Logement et Immobilier 2026 : Ce que change la réforme du Diagnostic de Performance Énergétique (DPE) pour les petites surfaces de moins de 40m²
PARIS — C’est un ouf de soulagement pour des milliers de propriétaires bailleurs et de professionnels de l'immobilier. Ce 1er juillet 2026 marque le déploiement opérationnel des nouveaux coefficients de calcul du Diagnostic de Performance Énergétique (DPE) spécifiques aux logements de petites surfaces. Une mise à jour technique majeure qui redistribue les cartes sur le marché locatif des studios et deux-pièces en France.
La correction d'un biais technique pénalisant pour les studios
Depuis la refonte globale du DPE entrée en vigueur ces dernières années, les logements de moins de 40 mètres carrés souffraient d'un biais de calcul mathématique qui gonflait artificiellement leur consommation d'énergie par mètre carré. En effet, l'évaluation intégrait des consommations de base (liées notamment à la production d'eau chaude sanitaire ou à la surface des murs extérieurs par rapport au volume total) qui pénalisaient systématiquement les petits espaces, les classant massivement dans les catégories de "passoires énergétiques" (étiquettes F et G).

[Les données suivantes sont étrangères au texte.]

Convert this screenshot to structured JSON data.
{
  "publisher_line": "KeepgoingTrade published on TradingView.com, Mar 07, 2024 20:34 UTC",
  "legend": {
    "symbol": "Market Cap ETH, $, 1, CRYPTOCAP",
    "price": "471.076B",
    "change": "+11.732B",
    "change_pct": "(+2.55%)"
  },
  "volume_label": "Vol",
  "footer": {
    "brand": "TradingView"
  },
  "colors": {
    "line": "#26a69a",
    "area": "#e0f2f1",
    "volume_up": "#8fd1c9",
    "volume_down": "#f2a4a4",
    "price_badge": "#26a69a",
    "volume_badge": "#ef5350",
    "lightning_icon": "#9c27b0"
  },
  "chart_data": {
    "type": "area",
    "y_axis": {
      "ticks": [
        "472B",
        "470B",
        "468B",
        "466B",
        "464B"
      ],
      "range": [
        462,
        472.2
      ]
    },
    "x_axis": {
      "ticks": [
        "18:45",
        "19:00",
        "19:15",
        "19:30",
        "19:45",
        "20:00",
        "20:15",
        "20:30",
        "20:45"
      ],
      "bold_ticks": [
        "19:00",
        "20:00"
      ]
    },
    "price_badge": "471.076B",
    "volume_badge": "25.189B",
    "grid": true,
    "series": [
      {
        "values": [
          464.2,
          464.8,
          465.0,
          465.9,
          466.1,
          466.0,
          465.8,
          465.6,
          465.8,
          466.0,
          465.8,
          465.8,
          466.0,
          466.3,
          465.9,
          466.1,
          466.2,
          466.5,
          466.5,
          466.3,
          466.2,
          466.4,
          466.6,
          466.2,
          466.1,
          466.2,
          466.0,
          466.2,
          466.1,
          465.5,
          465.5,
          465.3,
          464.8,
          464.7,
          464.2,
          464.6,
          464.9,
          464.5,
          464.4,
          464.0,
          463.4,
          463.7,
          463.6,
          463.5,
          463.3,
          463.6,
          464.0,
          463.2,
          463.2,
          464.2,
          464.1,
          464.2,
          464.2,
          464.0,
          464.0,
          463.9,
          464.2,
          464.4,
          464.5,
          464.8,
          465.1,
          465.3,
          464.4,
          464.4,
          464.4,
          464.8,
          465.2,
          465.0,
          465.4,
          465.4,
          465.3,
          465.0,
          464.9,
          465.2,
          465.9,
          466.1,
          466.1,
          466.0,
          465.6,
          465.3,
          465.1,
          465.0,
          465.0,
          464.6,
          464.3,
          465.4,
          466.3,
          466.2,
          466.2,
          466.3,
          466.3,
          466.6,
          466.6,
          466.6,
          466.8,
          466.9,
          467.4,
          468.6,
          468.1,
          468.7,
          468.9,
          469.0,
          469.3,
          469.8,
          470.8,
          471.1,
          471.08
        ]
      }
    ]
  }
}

La réforme applicable à compter de ce 1er juillet 2026 introduit des pondérations de calcul ajustées selon la surface habitable réelle du bien. Les simulateurs des diagnostiqueurs intègrent désormais des seuils thermiques adaptés qui permettent à de nombreux studios de remonter d'une, voire de deux classes énergétiques (passant par exemple de G à F, ou de F à E) sans qu'aucun travail de rénovation n'ait été effectué. Cette réévaluation vise à rendre le système plus juste et conforme à l'occupation réelle de ces logements.
Soulagement sur le marché de la location étudiante et des petites surfaces
Cette réforme arrive à un moment critique pour le marché immobilier français, caractérisé par une tension locative extrême dans les grandes métropoles universitaires à la veille de la rentrée étudiante. L'interdiction progressive de louer les logements classés G menaçait de retirer du marché des milliers de biens, aggravant la pénurie de logements pour les jeunes et les travailleurs mobiles.
Grâce à la bascule des calculs au 1er juillet, de nombreux propriétaires voient leur bien sortir de la zone d'exclusion locative immédiate. Les investisseurs immobiliers retrouvent ainsi une visibilité à court terme, même si les exigences de rénovation globale à l'horizon 2028 et 2034 restent maintenues pour les étiquettes les plus basses. Le marché immobilier des petites surfaces devrait connaître un regain de transactions au cours de l'été, libéré d'une partie de l'incertitude réglementaire qui bloquait les ventes.

Génération automatique des nouvelles attestations : Les démarches pour les propriétaires
Pour les propriétaires possédant déjà un DPE réalisé sur un logement de moins de 40m², la démarche administrative a été simplifiée au maximum par le ministère du Logement. Il n'est pas nécessaire de faire revenir un technicien sur place ni de payer un nouveau diagnostic.
Une plateforme officielle permet de générer gratuitement une attestation de changement d'étiquette énergétique en saisissant simplement le numéro unique de l'identifiant du DPE existant. Ce document mis à jour remplace officiellement l'ancienne étiquette et peut être annexé aux nouveaux contrats de location ou aux compromis de vente dès aujourd'hui. Une simplification bienvenue qui fluidifie la gestion administrative des parcs immobiliers privés.